A few days ago, we got a chuckle out of his latest harvest. After a few minutes piddling in the garden, George strutted into the house hauling a 5.5 pound zucchini. To put it in perspective, this monster weighed more than any of our babies at birth. Now that is one enormous zucchini! George presumed this thing would be too woody for consumption due to it’s extended time on the vine. One thing I detest is waste. I wasn’t going to let a perfectly good zucchini go unused if I could help it. The next day I sliced it and found it to be tender and mild even raw. This particular one ended up being steamed then mashed into a gallon of baby food. The babies have enjoyed several zucchini medleys including: zucchini + apple + cinnamon, zucchini + apple + banana, and zucchini + tomatoes. I may have used up the big mama jamma for the babies, but we also had quite a few smaller zucchini to contend with.

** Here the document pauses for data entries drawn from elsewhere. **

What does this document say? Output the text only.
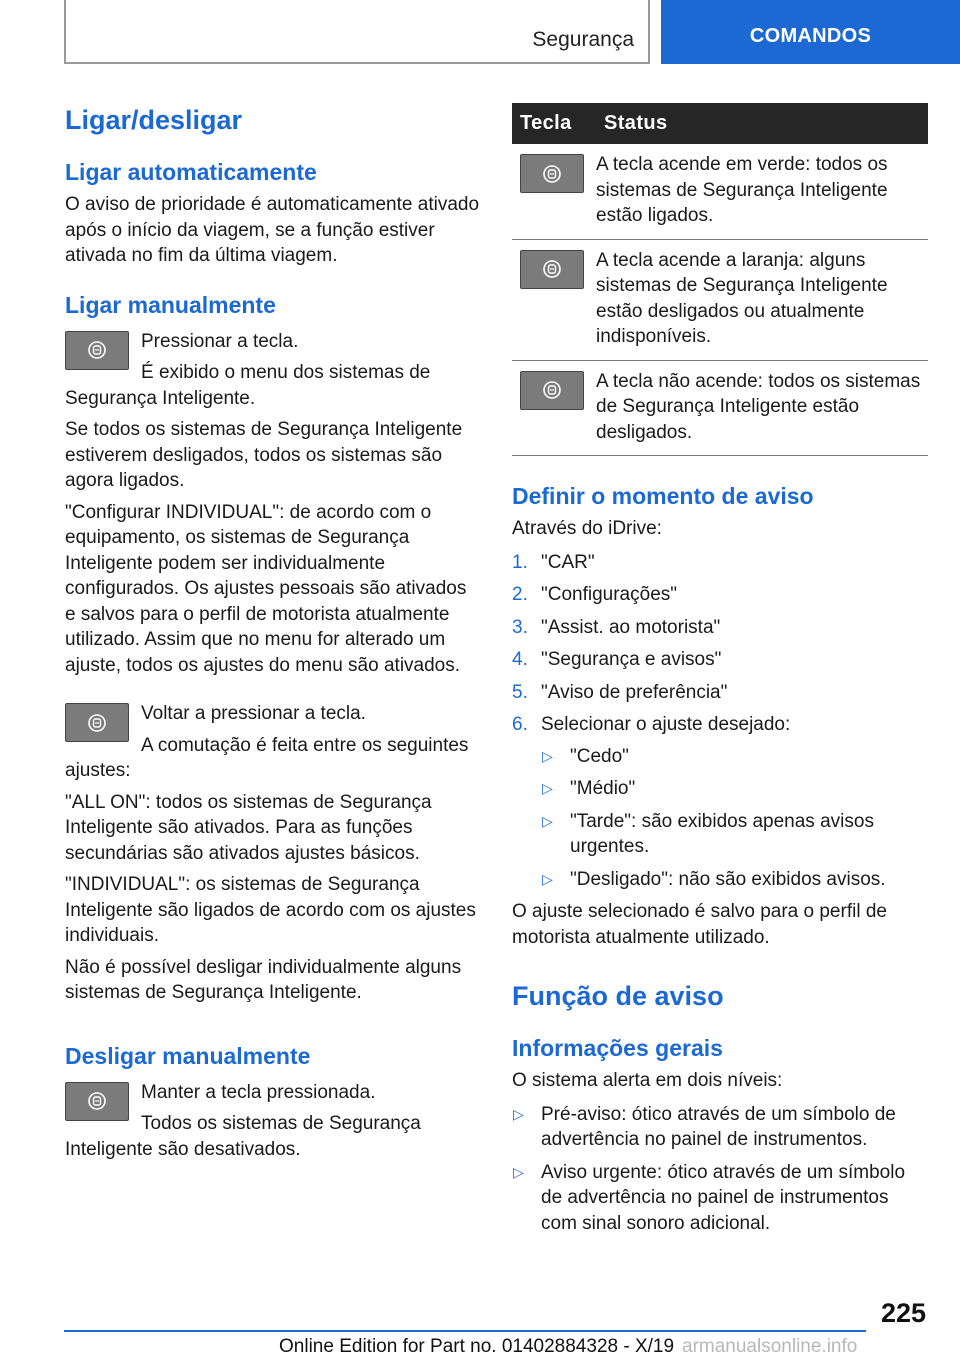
Segurança	COMANDOS
Ligar/desligar
Ligar automaticamente

O aviso de prioridade é automaticamente ativado após o início da viagem, se a função estiver ativada no fim da última viagem.

Ligar manualmente

Pressionar a tecla.

É exibido o menu dos sistemas de Segurança Inteligente.

Se todos os sistemas de Segurança Inteligente estiverem desligados, todos os sistemas são agora ligados.

"Configurar INDIVIDUAL": de acordo com o equipamento, os sistemas de Segurança Inteligente podem ser individualmente configurados. Os ajustes pessoais são ativados e salvos para o perfil de motorista atualmente utilizado. Assim que no menu for alterado um ajuste, todos os ajustes do menu são ativados.

Voltar a pressionar a tecla.

A comutação é feita entre os seguintes ajustes:

"ALL ON": todos os sistemas de Segurança Inteligente são ativados. Para as funções secundárias são ativados ajustes básicos.

"INDIVIDUAL": os sistemas de Segurança Inteligente são ligados de acordo com os ajustes individuais.

Não é possível desligar individualmente alguns sistemas de Segurança Inteligente.

Desligar manualmente

Manter a tecla pressionada.

Todos os sistemas de Segurança Inteligente são desativados.

Tecla	Status

	A tecla acende em verde: todos os sistemas de Segurança Inteligente estão ligados.

	A tecla acende a laranja: alguns sistemas de Segurança Inteligente estão desligados ou atualmente indisponíveis.

	A tecla não acende: todos os sistemas de Segurança Inteligente estão desligados.
Definir o momento de aviso

Através do iDrive:

1. "CAR"
2. "Configurações"
3. "Assist. ao motorista"
4. "Segurança e avisos"
5. "Aviso de preferência"
6. Selecionar o ajuste desejado:
▷ "Cedo"
▷ "Médio"
▷ "Tarde": são exibidos apenas avisos urgentes.
▷ "Desligado": não são exibidos avisos.

O ajuste selecionado é salvo para o perfil de motorista atualmente utilizado.

Função de aviso
Informações gerais

O sistema alerta em dois níveis:

▷ Pré-aviso: ótico através de um símbolo de advertência no painel de instrumentos.
▷ Aviso urgente: ótico através de um símbolo de advertência no painel de instrumentos com sinal sonoro adicional.
225
Online Edition for Part no. 01402884328 - X/19 armanualsonline.info
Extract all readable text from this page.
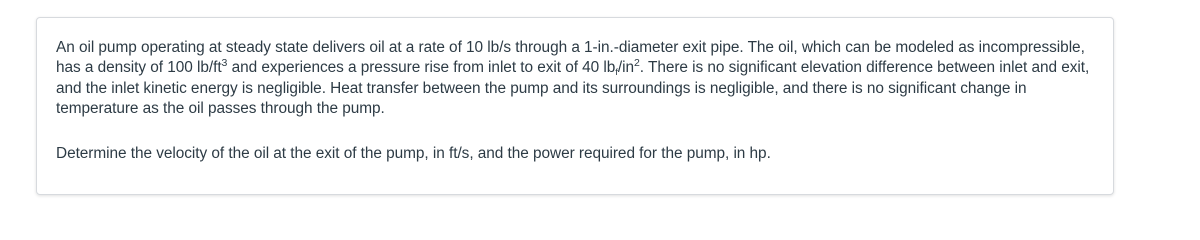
An oil pump operating at steady state delivers oil at a rate of 10 lb/s through a 1-in.-diameter exit pipe. The oil, which can be modeled as incompressible, has a density of 100 $lb/ft^3$ and experiences a pressure rise from inlet to exit of 40 $lb_f/in^2$. There is no significant elevation difference between inlet and exit, and the inlet kinetic energy is negligible. Heat transfer between the pump and its surroundings is negligible, and there is no significant change in temperature as the oil passes through the pump.

Determine the velocity of the oil at the exit of the pump, in ft/s, and the power required for the pump, in hp.
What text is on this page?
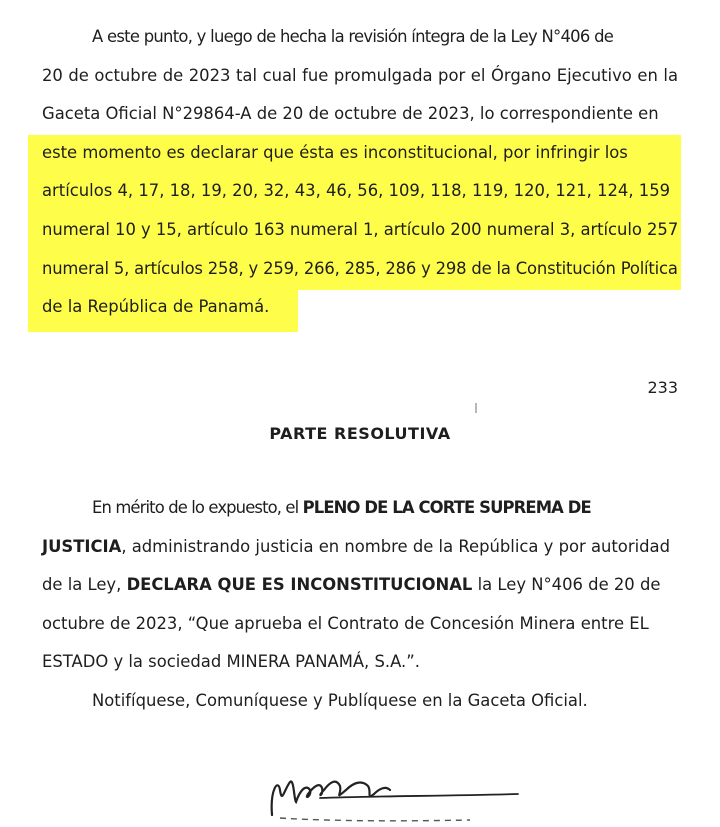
A este punto, y luego de hecha la revisión íntegra de la Ley N°406 de
20 de octubre de 2023 tal cual fue promulgada por el Órgano Ejecutivo en la
Gaceta Oficial N°29864-A de 20 de octubre de 2023, lo correspondiente en
este momento es declarar que ésta es inconstitucional, por infringir los
artículos 4, 17, 18, 19, 20, 32, 43, 46, 56, 109, 118, 119, 120, 121, 124, 159
numeral 10 y 15, artículo 163 numeral 1, artículo 200 numeral 3, artículo 257
numeral 5, artículos 258, y 259, 266, 285, 286 y 298 de la Constitución Política
de la República de Panamá.
233
PARTE RESOLUTIVA
En mérito de lo expuesto, el PLENO DE LA CORTE SUPREMA DE
JUSTICIA, administrando justicia en nombre de la República y por autoridad
de la Ley, DECLARA QUE ES INCONSTITUCIONAL la Ley N°406 de 20 de
octubre de 2023, “Que aprueba el Contrato de Concesión Minera entre EL
ESTADO y la sociedad MINERA PANAMÁ, S.A.”.
Notifíquese, Comuníquese y Publíquese en la Gaceta Oficial.
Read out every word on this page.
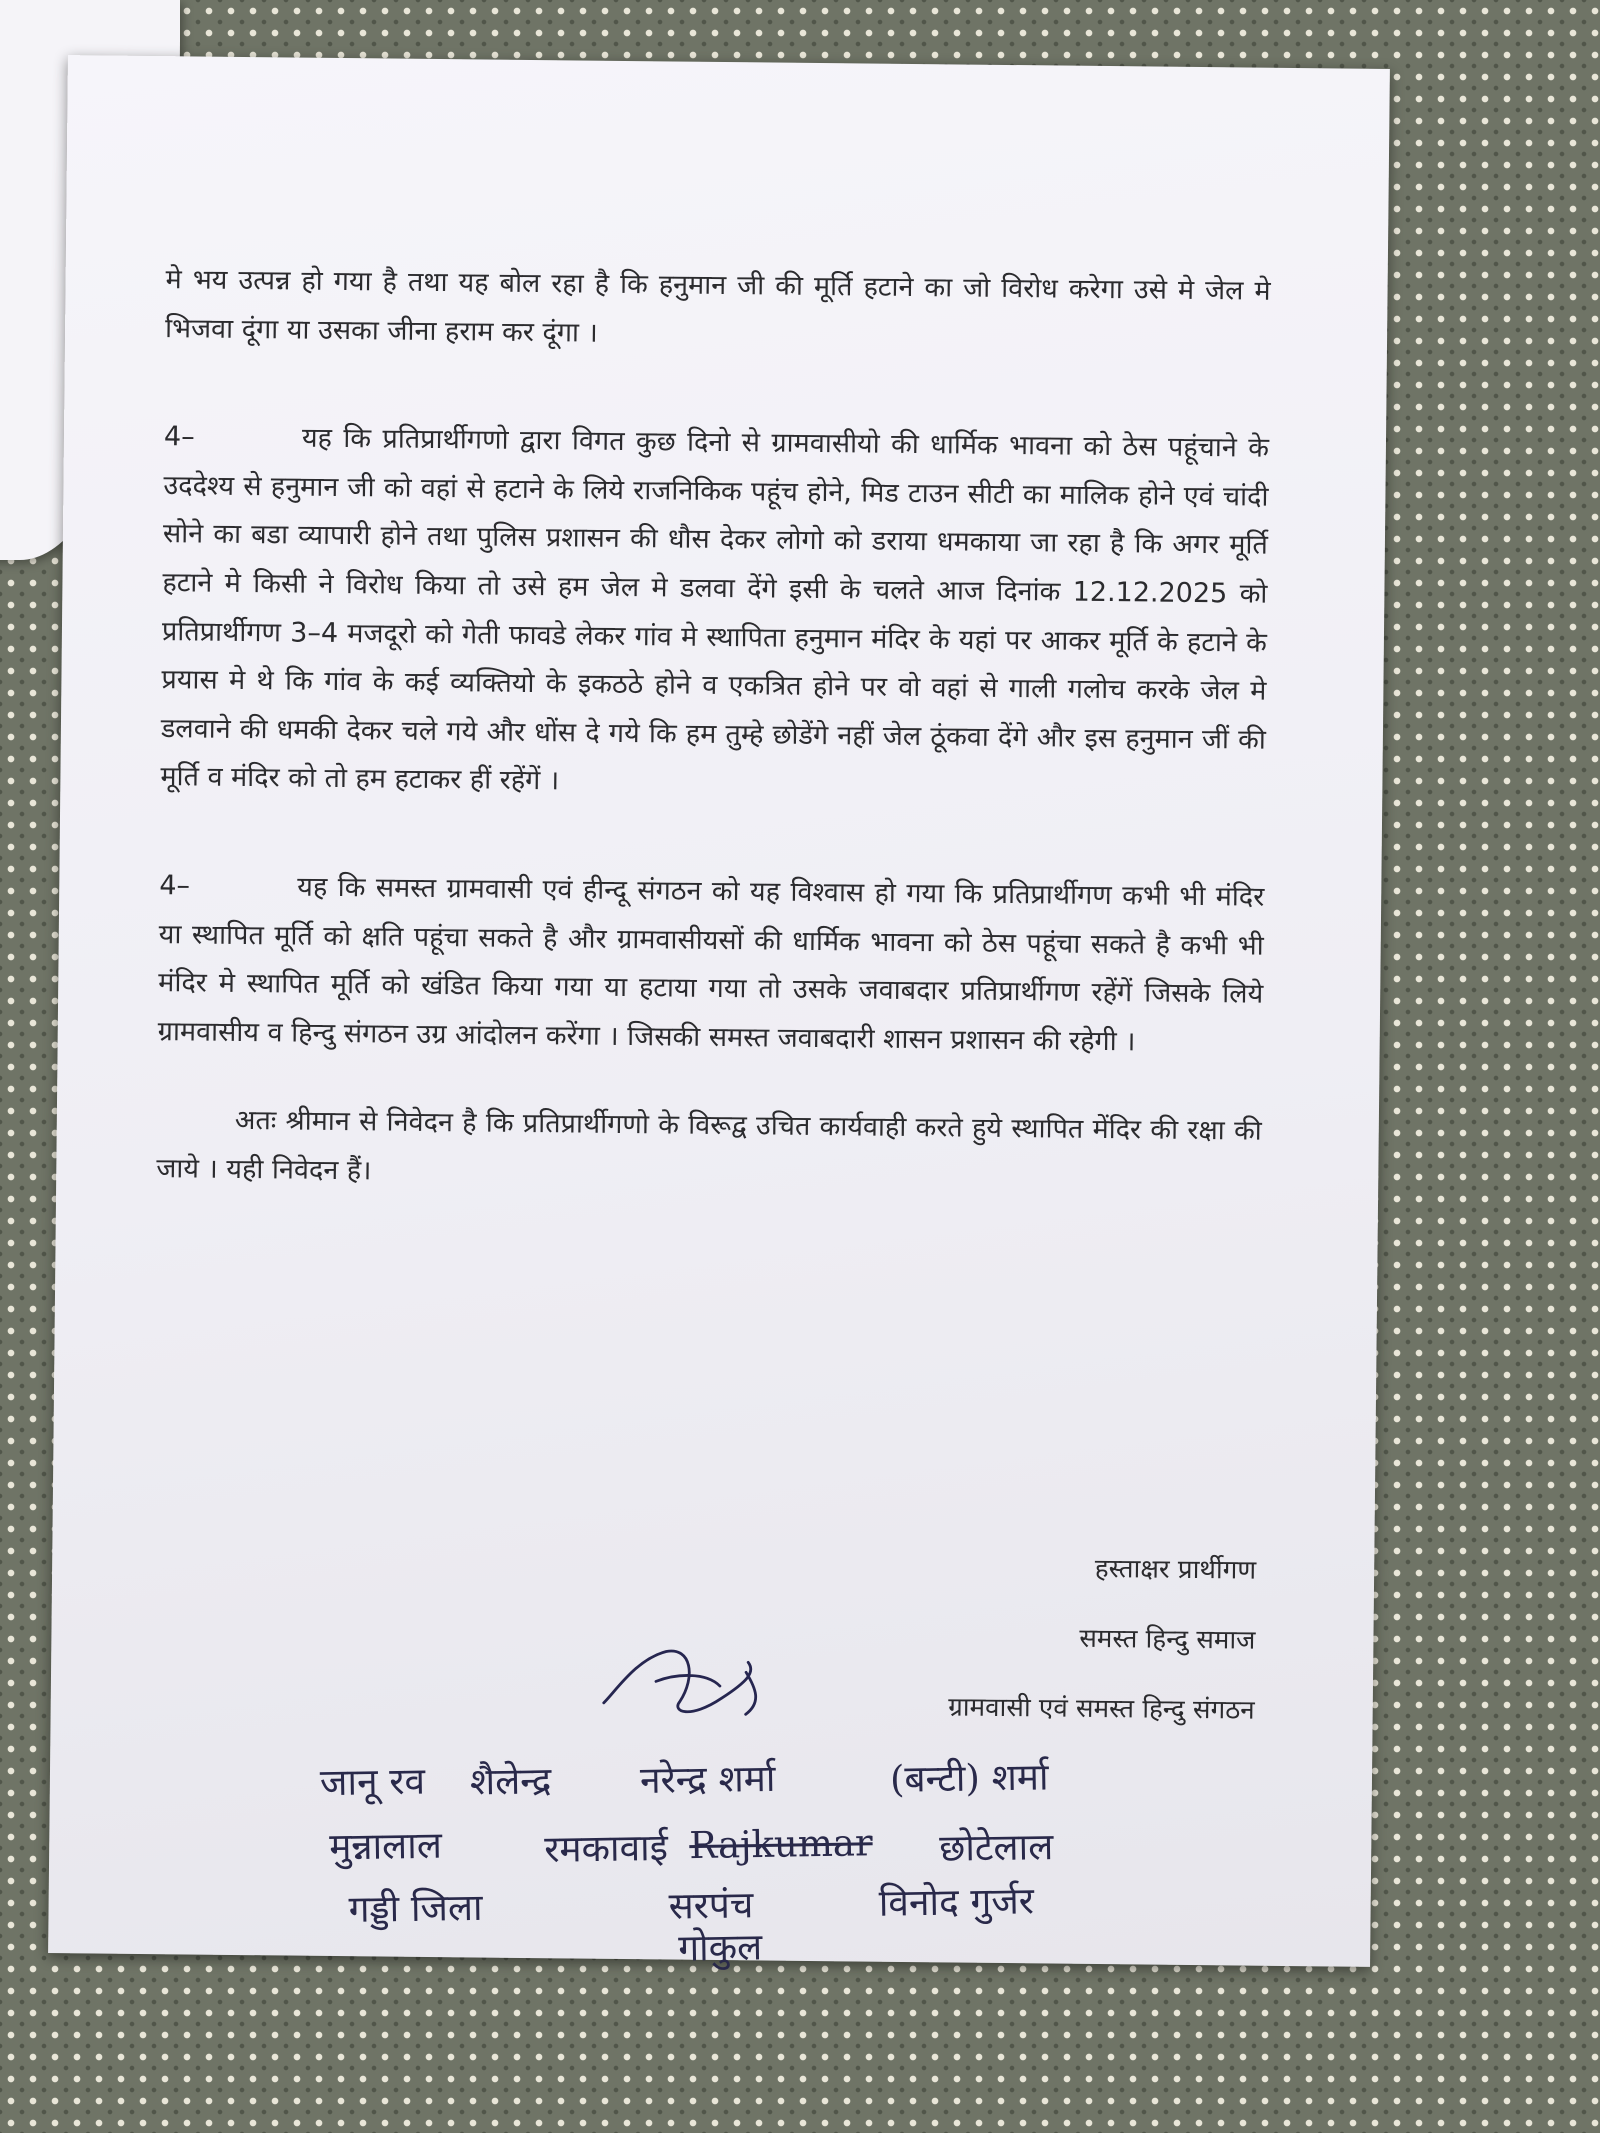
मे भय उत्पन्न हो गया है तथा यह बोल रहा है कि हनुमान जी की मूर्ति हटाने का जो विरोध करेगा उसे मे जेल मे भिजवा दूंगा या उसका जीना हराम कर दूंगा ।

4–	यह कि प्रतिप्रार्थीगणो द्वारा विगत कुछ दिनो से ग्रामवासीयो की धार्मिक भावना को ठेस पहूंचाने के उददेश्य से हनुमान जी को वहां से हटाने के लिये राजनिकिक पहूंच होने, मिड टाउन सीटी का मालिक होने एवं चांदी सोने का बडा व्यापारी होने तथा पुलिस प्रशासन की धौस देकर लोगो को डराया धमकाया जा रहा है कि अगर मूर्ति हटाने मे किसी ने विरोध किया तो उसे हम जेल मे डलवा देंगे इसी के चलते आज दिनांक 12.12.2025 को प्रतिप्रार्थीगण 3–4 मजदूरो को गेती फावडे लेकर गांव मे स्थापिता हनुमान मंदिर के यहां पर आकर मूर्ति के हटाने के प्रयास मे थे कि गांव के कई व्यक्तियो के इकठठे होने व एकत्रित होने पर वो वहां से गाली गलोच करके जेल मे डलवाने की धमकी देकर चले गये और धोंस दे गये कि हम तुम्हे छोडेंगे नहीं जेल ठूंकवा देंगे और इस हनुमान जीं की मूर्ति व मंदिर को तो हम हटाकर हीं रहेंगें ।

4–	यह कि समस्त ग्रामवासी एवं हीन्दू संगठन को यह विश्वास हो गया कि प्रतिप्रार्थीगण कभी भी मंदिर या स्थापित मूर्ति को क्षति पहूंचा सकते है और ग्रामवासीयसों की धार्मिक भावना को ठेस पहूंचा सकते है कभी भी मंदिर मे स्थापित मूर्ति को खंडित किया गया या हटाया गया तो उसके जवाबदार प्रतिप्रार्थीगण रहेंगें जिसके लिये ग्रामवासीय व हिन्दु संगठन उग्र आंदोलन करेंगा । जिसकी समस्त जवाबदारी शासन प्रशासन की रहेगी ।

अतः श्रीमान से निवेदन है कि प्रतिप्रार्थीगणो के विरूद्व उचित कार्यवाही करते हुये स्थापित मेंदिर की रक्षा की जाये । यही निवेदन हैं।

हस्ताक्षर प्रार्थीगण
समस्त हिन्दु समाज
ग्रामवासी एवं समस्त हिन्दु संगठन
जानू रव शैलेन्द्र नरेन्द्र शर्मा	(बन्टी) शर्मा
मुन्नालाल	रमकावाई Rajkumar छोटेलाल
गड्डी जिला	सरपंच	विनोद गुर्जर
गोकुल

As a wedding gift, a family friend gave us an assortment of kitchen utensils along with cherished recipes. We received this zucchini bread recipe. The original version calls for 1 c. pecans, but I’m not a fan of nuts in bread so I omit them.
I also sauteed onion and garlic with diced zucchini and tomatoes to toss over pasta for dinner. This week I’m planning to try my hand at oven baked zucchini fries with roasted chicken. After that, I’m out of brilliant uses for zucchini. If you have a fabulous zucchini recipe, I’d love to give yours a whirl.